Hello there, I used to be in a similar situation as you about a year ago, and through middle school too. I never thought about being with a guy in middle school, I was very much attracted to the idea of being in love and being with girls. I thought they were so pretty and flirted and loved starting relationships with them, I was girl crazy. But I fell in love with my best friend now that I look back. I gave thinking sexually about him a try. And, well, it fit. I started to watch gay porn, I started to fantasize about being with him, and imagining that if I was a girl I could then be with him. I shoved those thoughts away and kept on giving girls a try. High school was (still is for 2 more weeks) figuring myself out. I remember as a freshman really wanting to rip my hair out. I tried and tried to find a girl to fall in love with. My heart belonged to a boy and there was no changing that.

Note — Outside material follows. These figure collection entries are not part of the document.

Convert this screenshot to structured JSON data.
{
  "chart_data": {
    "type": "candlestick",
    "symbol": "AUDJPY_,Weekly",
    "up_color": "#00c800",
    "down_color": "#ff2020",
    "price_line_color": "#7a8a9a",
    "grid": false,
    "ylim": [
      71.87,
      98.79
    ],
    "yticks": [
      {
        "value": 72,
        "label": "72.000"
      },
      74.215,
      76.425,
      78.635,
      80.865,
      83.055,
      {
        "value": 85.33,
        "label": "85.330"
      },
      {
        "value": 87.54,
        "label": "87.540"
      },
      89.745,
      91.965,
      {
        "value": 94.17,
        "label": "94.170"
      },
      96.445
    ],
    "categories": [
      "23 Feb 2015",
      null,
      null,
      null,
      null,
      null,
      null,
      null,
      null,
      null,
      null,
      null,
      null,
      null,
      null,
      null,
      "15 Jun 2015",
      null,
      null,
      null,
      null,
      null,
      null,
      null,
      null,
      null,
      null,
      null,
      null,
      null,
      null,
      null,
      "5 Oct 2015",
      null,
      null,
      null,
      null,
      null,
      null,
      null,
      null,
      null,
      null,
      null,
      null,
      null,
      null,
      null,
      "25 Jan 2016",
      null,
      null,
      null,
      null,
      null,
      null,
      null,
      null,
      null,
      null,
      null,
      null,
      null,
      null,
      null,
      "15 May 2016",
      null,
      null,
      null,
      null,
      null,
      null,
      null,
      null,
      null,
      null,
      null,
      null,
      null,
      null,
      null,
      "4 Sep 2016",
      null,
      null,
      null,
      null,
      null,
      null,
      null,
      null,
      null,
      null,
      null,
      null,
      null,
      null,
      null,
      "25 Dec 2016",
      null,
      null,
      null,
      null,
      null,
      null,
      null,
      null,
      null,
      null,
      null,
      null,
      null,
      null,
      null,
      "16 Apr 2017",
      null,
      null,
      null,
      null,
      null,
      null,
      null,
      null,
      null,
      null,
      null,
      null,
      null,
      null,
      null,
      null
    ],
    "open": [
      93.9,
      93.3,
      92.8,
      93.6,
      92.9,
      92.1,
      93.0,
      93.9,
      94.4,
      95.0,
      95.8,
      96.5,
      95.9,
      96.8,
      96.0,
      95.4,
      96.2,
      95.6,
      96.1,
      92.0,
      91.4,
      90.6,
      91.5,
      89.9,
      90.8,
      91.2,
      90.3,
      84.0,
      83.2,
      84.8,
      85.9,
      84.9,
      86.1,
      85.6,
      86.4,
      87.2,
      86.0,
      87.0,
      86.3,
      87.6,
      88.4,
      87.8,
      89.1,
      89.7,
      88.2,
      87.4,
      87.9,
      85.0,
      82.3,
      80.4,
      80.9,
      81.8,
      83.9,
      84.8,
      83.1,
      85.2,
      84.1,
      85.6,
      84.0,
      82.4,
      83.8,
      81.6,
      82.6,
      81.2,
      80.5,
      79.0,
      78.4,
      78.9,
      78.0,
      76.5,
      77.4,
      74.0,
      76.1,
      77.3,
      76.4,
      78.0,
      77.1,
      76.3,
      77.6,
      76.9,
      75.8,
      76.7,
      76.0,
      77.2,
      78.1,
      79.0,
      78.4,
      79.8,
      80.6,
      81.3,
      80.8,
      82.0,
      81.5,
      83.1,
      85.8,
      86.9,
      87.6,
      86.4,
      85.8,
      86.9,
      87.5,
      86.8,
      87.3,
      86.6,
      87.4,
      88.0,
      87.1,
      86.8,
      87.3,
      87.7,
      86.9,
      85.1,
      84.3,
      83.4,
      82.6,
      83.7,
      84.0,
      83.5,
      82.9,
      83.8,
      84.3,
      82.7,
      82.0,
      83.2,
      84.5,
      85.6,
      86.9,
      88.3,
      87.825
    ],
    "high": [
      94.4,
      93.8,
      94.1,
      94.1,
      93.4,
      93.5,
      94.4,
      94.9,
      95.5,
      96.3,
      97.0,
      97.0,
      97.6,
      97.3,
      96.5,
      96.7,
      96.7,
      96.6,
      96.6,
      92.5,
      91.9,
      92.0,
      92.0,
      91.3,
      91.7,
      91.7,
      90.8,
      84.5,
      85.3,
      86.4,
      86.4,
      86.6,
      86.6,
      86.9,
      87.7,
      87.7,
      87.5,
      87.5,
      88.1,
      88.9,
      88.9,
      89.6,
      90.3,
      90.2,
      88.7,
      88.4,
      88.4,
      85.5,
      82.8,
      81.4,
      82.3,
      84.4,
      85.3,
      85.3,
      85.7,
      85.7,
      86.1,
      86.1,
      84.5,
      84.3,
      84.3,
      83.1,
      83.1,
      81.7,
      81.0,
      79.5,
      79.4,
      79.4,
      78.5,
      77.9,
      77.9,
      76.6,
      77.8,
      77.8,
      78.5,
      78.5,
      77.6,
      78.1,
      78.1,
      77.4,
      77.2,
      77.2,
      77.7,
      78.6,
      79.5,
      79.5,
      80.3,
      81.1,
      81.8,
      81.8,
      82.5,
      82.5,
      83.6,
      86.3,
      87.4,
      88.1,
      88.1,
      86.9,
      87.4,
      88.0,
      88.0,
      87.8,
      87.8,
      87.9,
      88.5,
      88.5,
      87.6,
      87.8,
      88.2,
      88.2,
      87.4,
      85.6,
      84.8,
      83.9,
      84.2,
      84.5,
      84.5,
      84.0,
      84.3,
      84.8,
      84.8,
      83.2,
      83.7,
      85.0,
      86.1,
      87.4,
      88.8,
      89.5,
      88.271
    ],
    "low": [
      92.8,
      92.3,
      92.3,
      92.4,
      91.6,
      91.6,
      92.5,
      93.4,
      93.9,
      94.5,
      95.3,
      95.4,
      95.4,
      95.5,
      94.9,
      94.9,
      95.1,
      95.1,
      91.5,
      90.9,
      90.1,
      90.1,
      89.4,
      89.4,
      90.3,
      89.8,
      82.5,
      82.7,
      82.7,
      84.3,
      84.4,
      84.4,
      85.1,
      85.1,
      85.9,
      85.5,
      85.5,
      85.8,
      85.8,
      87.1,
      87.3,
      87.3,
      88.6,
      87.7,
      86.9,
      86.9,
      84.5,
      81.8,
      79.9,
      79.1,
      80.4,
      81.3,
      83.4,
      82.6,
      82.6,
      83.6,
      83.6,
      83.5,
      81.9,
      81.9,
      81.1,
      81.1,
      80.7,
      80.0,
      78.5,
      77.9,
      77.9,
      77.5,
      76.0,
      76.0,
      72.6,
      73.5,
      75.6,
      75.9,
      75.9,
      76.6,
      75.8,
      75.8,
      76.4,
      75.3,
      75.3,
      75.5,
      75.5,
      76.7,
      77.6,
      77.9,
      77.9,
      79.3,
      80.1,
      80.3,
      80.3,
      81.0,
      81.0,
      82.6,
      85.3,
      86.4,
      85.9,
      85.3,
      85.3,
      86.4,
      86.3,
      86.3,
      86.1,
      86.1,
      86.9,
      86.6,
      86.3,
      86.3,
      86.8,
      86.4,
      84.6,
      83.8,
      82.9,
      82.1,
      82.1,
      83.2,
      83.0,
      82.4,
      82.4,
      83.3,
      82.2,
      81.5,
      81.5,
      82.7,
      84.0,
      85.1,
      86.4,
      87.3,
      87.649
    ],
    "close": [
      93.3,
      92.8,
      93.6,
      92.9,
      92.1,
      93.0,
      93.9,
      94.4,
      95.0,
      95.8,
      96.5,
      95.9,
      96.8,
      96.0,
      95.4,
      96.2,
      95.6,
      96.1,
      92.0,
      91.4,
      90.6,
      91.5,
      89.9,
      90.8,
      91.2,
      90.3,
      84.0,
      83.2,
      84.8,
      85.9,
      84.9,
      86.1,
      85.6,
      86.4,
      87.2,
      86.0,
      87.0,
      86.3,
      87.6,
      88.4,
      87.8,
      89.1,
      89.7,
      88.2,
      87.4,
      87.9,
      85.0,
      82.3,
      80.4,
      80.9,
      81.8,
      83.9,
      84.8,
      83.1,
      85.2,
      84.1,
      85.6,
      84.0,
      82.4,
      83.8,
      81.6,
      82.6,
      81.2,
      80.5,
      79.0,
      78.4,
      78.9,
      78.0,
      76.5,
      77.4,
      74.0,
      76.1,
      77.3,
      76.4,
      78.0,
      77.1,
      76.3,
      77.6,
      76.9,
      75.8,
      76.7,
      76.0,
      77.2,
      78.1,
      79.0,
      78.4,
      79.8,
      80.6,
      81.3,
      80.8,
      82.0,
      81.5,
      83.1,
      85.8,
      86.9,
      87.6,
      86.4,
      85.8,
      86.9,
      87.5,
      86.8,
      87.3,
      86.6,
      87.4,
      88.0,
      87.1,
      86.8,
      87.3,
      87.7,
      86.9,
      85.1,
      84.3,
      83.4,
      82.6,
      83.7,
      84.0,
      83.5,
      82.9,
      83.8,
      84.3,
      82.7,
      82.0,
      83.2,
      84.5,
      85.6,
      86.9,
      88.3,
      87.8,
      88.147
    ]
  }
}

I finally after lots and lost of denial came out the summer of senior year and embraced I was attracted to boys. But when I came out, I was still attracted to girls. This made me question "am I Bi?" I still wanted a relationship with one. I knew it wouldnt work but I wanted to. I turns out, over time the attraction dwindled and now I don't even see how I was ever convinced I wanted to be with a girl. The feelings were so real I thought a had fallen in love with one, but it hard, frustrating, confusing, and fleeting. And the feelings I had for guys lasted longer, flowed with ease, and were clear. I am gay. Now, this is my experience, not yours. You very well could be Bi. This is something you should explore. From what you post though, I think you are gay, but still coming to terms and trying to hold on to being straight. And that is okay. We all work differently. Or you could have genuine attraction to girls slightly. Just one more note, I watch about half and half gay-straight porn, but I am still gay. Porn is not a dead set indicator of sexual attraction. Best Wishes, Jude
Here's what I think. You're gay. But you have powerful defense mechanisms that prevent you from feeling anything like romantic love for men. That's not unusual. I'm in a similar position and I'm about forty years older than you. In psychoanalysis, this is referred to as a split in the ego. It's almost like Dr. Jeckyll and Mr. Hyde. Not that extreme, but you experience aspects of yourself that seem like somebody else. We all experience splits like this in all sorts of ways that we're mostly unaware of. As I see it, your challenge is to overcome the defenses that interfere with your ability to bring your emotional self into synch with your sexual desires.
You could be aromantic homosexual. Or maybe it's internalized homophobia interfering with your romantic feelings.